The Value of Liberal Arts in Entrepreneurship

The Value of Liberal Arts in Entrepreneurship

Can liberal arts colleges give entrepreneurs the upper hand?

Programs in entrepreneurship aren’t new on college campuses.  But, the mindset that college graduates may find it easier to create their own jobs rather than find one is new.

Since the Great Recession, college students have found it increasingly difficult to find and keep jobs, especially if those post-secondary skills are outdated. For large schools, heavily subsidized entrepreneurship programs are the answer. But for many smaller liberal arts schools, infusing the curriculum with entrepreneurial values, inviting distinguished guests to campus for intimate lectures, and holding interdisciplinary competitions has many wondering: can liberal arts colleges teach entrepreneurship better than business schools.

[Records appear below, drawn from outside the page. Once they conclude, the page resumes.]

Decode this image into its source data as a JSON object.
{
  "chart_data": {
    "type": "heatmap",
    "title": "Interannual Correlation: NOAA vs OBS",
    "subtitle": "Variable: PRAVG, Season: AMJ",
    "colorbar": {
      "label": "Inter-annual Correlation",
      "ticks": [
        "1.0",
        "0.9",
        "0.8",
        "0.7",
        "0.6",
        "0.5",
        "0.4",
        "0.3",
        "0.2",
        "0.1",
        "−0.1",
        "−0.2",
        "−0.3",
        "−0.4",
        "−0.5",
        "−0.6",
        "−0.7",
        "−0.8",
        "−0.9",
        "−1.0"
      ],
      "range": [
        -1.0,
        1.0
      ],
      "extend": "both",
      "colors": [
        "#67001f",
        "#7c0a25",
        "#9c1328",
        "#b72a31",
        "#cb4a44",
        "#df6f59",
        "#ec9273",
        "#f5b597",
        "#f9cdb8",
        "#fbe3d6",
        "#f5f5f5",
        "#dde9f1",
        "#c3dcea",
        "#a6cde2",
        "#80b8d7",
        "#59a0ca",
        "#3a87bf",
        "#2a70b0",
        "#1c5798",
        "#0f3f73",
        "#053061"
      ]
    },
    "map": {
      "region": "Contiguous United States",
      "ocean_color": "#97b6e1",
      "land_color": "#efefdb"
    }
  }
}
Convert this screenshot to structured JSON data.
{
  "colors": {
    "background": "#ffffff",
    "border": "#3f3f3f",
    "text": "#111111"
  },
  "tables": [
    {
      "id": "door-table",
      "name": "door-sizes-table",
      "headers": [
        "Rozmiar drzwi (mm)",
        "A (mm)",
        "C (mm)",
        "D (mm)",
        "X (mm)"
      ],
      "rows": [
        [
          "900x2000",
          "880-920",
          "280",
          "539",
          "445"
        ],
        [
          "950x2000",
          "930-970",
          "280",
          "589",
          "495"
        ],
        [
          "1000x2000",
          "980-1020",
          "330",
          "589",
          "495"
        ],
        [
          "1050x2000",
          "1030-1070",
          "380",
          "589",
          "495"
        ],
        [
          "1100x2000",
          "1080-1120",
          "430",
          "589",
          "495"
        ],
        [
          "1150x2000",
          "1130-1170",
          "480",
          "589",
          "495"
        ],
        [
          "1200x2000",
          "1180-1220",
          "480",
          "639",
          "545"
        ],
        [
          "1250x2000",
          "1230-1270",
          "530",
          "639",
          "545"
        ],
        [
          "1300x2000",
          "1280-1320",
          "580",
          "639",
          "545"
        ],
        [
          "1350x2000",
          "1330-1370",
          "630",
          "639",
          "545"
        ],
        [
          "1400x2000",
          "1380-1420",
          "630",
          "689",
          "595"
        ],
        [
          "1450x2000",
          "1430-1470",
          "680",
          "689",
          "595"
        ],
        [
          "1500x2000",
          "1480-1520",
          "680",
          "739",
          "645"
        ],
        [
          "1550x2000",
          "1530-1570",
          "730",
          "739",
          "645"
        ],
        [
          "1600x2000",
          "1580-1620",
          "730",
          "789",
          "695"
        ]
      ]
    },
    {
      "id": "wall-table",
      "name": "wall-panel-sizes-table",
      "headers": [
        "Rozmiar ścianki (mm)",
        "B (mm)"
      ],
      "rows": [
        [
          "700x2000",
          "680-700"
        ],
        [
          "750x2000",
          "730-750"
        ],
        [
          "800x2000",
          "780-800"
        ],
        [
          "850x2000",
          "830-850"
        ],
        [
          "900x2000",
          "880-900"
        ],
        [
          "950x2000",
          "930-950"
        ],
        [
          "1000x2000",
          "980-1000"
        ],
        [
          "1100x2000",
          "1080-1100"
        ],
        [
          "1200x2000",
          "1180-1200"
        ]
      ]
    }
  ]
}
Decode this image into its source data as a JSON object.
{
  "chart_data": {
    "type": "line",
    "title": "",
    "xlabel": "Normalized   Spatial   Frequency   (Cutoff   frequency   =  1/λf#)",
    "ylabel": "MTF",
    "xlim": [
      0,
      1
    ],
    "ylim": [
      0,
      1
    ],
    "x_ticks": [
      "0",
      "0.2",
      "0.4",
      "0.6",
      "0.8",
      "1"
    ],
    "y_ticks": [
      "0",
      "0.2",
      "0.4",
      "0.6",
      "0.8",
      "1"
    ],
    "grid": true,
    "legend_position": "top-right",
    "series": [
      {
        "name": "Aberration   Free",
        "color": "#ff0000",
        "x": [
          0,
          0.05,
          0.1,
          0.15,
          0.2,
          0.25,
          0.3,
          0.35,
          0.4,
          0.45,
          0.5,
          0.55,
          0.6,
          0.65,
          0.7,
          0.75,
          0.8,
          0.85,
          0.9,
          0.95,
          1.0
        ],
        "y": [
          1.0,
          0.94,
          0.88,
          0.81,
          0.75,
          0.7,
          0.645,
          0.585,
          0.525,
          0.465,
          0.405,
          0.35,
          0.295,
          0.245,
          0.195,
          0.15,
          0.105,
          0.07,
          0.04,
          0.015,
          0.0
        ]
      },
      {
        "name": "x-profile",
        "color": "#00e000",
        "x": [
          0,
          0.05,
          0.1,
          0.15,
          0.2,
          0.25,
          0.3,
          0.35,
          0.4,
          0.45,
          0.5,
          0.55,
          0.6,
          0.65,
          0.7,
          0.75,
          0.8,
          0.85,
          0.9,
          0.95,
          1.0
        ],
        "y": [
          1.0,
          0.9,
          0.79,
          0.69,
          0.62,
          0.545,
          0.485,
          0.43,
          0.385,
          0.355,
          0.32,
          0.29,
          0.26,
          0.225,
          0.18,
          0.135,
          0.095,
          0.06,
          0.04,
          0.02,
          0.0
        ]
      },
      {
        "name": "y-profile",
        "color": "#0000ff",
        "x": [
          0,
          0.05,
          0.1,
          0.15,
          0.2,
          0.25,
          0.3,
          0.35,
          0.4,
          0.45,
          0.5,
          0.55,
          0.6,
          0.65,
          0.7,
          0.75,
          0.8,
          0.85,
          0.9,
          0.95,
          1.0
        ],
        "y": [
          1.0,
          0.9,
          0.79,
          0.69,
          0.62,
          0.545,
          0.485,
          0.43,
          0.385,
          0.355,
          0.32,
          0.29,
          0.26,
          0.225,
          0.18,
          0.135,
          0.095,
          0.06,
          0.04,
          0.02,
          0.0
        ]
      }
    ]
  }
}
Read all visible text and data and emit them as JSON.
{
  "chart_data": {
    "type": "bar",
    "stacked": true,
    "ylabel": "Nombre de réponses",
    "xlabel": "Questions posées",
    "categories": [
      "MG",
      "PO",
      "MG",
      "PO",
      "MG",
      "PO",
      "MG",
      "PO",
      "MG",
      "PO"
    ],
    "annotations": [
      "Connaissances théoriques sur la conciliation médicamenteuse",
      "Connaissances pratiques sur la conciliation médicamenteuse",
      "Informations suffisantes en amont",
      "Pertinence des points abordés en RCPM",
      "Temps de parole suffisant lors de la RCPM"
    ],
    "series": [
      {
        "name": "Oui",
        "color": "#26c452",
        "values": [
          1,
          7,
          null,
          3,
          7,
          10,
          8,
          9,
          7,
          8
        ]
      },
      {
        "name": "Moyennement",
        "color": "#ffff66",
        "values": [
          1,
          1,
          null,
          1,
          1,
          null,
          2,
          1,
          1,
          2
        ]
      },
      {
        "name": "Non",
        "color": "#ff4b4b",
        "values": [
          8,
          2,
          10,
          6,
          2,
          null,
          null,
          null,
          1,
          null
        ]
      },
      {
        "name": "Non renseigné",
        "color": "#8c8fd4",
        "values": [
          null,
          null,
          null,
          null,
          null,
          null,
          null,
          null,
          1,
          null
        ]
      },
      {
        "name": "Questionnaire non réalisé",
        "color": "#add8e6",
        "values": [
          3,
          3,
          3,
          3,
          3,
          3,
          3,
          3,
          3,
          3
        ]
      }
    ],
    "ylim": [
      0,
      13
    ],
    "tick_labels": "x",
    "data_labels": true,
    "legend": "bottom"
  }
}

“We believe that the best preparation for a career in business is a broad-based liberal arts education,” says Chip Manning, director of the Babson Center for Global Commerce at Sewanee: The University of the South (Tenn.). “Many of today’s leaders in commerce attribute their success to the critical thinking skills, effective writing and speaking skills, and study of the human experience that are the core of the liberal arts tradition.”

In fact, Sewanee, a top 50 liberal arts college, has no business major. The university does, however, offer a business minor. Additionally, Sewanee helps student entrepreneurs through the Babson Center for Global Commerce by sponsoring distinguished visitors, such as Herb Kelleher, Joseph Petrowski, and T. Boone Pickens; and by naming executives and entrepreneurs in residence who spend time on campus. During these visits, students ask questions and sit down one-on-one with corporate leaders. 

The Center for Faithful Leadership at Hope College (Mich.) hosts “Idea Pitch and Learn” competitions each semester. Interested students can win cash prizes by giving a 90-second elevator pitch outlining a problem and how their idea helps to solve it.  Students at Western New England University (Mass.) also participate in a regional competition, the Harold Grinspoon Foundation’s Entrepreneurial Spirit program, along with a dozen other institutions.

Nearly two-thirds of those who participated in Hope’s competition came from liberal arts backgrounds. The two winning pitches—one from an international studies major and the other from a psychology major—consisted of a shoe company created to support fair-trade farmers and an organization that helps connect artists. 

“When I advertise for the Idea Pitch Learn competitions, I tend to hear more from the non-professional and non-pre-professional programs, which makes me uncomfortable as a professor of management and very happy as a former English major,” says Steve VanderVeen, director of the Center for Faithful Leadership at Hope.  “I don’t know if this means that our future innovators and entrepreneurs are more likely to be liberal arts vs. professional or pre-professional graduates, but if it does, we have been thinking about the source of entrepreneurship activity in the wrong way.”  

Students’ motivations for choosing entrepreneurship classes might be a bit different than one would think, says LeAnn Mischel, associate professor of management at Susquehanna University (Pa.). While the economy has played a role in accentuating entrepreneurship, it’s not the only reason students are becoming increasingly interested in this discipline. 

“This generation is very different from the previous ones in the way that they look at employment,” says Mischel. “They want to do things on their own, they don’t want to be attached, they want to set their own hours, and they don’t like the idea of making money for someone else.”

Students interested in taking classes on entrepreneurship at Susquehanna can do so through the Sigmund Weis School of Business. While there is no entrepreneurship major, there is an emphasis that has four core course requirements. Students who choose to major in other areas can still join the newly-started Entrepreneurship Club. 

At WNEU, marketing and engineering students work together to turn ideas into real prototypes. Students then compete against one another to attend the American Society of Mechanical Engineers Innovation Showcase. Over the course of two semesters, 15 teams of WNEU students have developed eight provisional patents. 

“These are owned by the university and the university will take the best ideas to utility patent status and then attempt to sell the ideas for royalties,” says James McKeon, executive-in-residence at WNEU. “Each student creator gets five percent of the royalties after the college recoups expenses.”

Some of the products developed include: a bicycle-powered ultra-violet water purification system for third-world countries; a combination weed wacker/grass trimmer; a battery-powered pipe bender for AVC professionals; an improved breast lumpectomy surgical tool; an automatic turn signal for motorcycles; and a drill-bit sharpener.

“An entrepreneur’s success will greatly depend on the entrepreneurs’ ideas and not as a result of mastering specific learning outcomes,” says Sara Robicheaux, dean of business programs at Birmingham-Southern College (Ala.).  “However, a liberal arts education will enable an entrepreneur with a great idea to be successful.” 

Scott Willyerd is president of Dick Jones Communications, a media relations firm specializing in higher education.